The Benefits of Flexible Working Hours
Offering flexible work schedules can benefit both your employees and your business. For one thing, the flextime can cover employees’ or their dependents’ health care needs. If an employee needs to visit the doctor, they can just come in early and leave early. If they need to cover a couple hours of child care, it’s a simple matter of working a little extra another day or working from home while they watch their child. This type of flexibility can help employees feel appreciated and trusted. And by being able to make their health and their dependents a priority today, they’ll be less likely to need unexpected leave tomorrow.
The Harvard Business Review (HBR) reports that flextime can reduce employee stress and increase productivity. Following the introduction of flextime and remote work opportunities at the MIT Sloan School of Management, HBR describes how taking measures like letting employees work from home on bad weather days increased productivity because the workers weren’t worrying about how they would make it back home.
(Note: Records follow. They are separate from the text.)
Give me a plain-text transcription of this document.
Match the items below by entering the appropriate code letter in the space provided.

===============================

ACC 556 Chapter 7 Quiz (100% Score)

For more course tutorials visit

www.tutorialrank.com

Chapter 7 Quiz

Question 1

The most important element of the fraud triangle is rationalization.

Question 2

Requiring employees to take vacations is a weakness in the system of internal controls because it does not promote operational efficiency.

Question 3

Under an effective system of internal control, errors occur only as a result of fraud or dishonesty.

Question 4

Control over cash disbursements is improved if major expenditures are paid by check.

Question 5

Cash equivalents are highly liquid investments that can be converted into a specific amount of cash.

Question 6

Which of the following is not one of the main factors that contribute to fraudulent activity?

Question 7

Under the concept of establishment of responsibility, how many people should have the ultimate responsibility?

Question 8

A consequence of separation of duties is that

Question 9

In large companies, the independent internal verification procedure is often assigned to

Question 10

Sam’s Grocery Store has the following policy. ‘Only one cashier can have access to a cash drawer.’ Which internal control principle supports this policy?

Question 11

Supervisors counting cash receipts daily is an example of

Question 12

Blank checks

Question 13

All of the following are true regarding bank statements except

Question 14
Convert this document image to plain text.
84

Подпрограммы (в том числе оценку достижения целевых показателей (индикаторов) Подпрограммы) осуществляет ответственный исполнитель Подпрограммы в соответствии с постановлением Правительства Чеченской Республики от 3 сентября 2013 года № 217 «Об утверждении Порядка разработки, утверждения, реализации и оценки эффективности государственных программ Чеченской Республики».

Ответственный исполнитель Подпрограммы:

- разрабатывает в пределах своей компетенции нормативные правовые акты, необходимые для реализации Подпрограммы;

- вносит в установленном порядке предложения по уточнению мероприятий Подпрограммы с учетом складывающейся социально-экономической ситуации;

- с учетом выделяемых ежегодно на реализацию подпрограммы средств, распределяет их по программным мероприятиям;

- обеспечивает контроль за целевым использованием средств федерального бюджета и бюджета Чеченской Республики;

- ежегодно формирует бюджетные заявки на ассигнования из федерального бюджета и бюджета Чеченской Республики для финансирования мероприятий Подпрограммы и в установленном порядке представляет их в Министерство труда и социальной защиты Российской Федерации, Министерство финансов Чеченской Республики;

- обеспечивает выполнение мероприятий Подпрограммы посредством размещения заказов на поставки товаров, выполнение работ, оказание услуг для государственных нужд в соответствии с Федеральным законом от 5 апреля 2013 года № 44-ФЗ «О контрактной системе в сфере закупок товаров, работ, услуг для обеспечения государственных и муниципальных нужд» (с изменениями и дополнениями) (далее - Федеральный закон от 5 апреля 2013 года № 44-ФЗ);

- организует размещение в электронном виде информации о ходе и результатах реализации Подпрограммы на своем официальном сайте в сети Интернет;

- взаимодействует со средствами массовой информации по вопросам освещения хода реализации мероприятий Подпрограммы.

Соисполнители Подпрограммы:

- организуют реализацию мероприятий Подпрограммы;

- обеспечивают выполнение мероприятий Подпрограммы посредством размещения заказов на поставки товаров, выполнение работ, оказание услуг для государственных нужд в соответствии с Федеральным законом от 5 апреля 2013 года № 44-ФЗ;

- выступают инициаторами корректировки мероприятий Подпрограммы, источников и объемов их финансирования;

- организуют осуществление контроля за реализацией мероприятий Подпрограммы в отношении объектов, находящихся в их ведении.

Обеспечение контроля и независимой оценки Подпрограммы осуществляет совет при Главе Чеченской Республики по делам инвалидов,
Additionally, employees with flextime are more likely to report high job satisfaction and engagement, according to 1 Million for Work Flexibility.
Offering flextime is also a cost-efficient way to make your business more attractive to new hires.
If you can’t offer the same salary as your competitor, some potential employees might appreciate a flexible schedule even more than a little extra money.
How to Implement Flextime
The best way to implement flextime is to be firm about the ground rules. Make your expectations explicit: Deadlines won’t change, and employees will still be expected to attend meetings, perhaps through video conferencing.
You should also make it clear that you count on your employees to be available to answer calls and emails when working remotely.
There’s always the possibility that an employee could abuse flextime, but the benefits far outweigh the risk, and generally you’ll find that people appreciate the change too much to take advantage of it and risk losing it. If nitpicking over time is a concern, manage flextime by results rather than hours. This will take the pressure off of everyone — including yourself.
Flextime, when you get down to it, is just another tool to help employees work more effectively. If used with care, it can improve the culture and productivity of the entire workplace.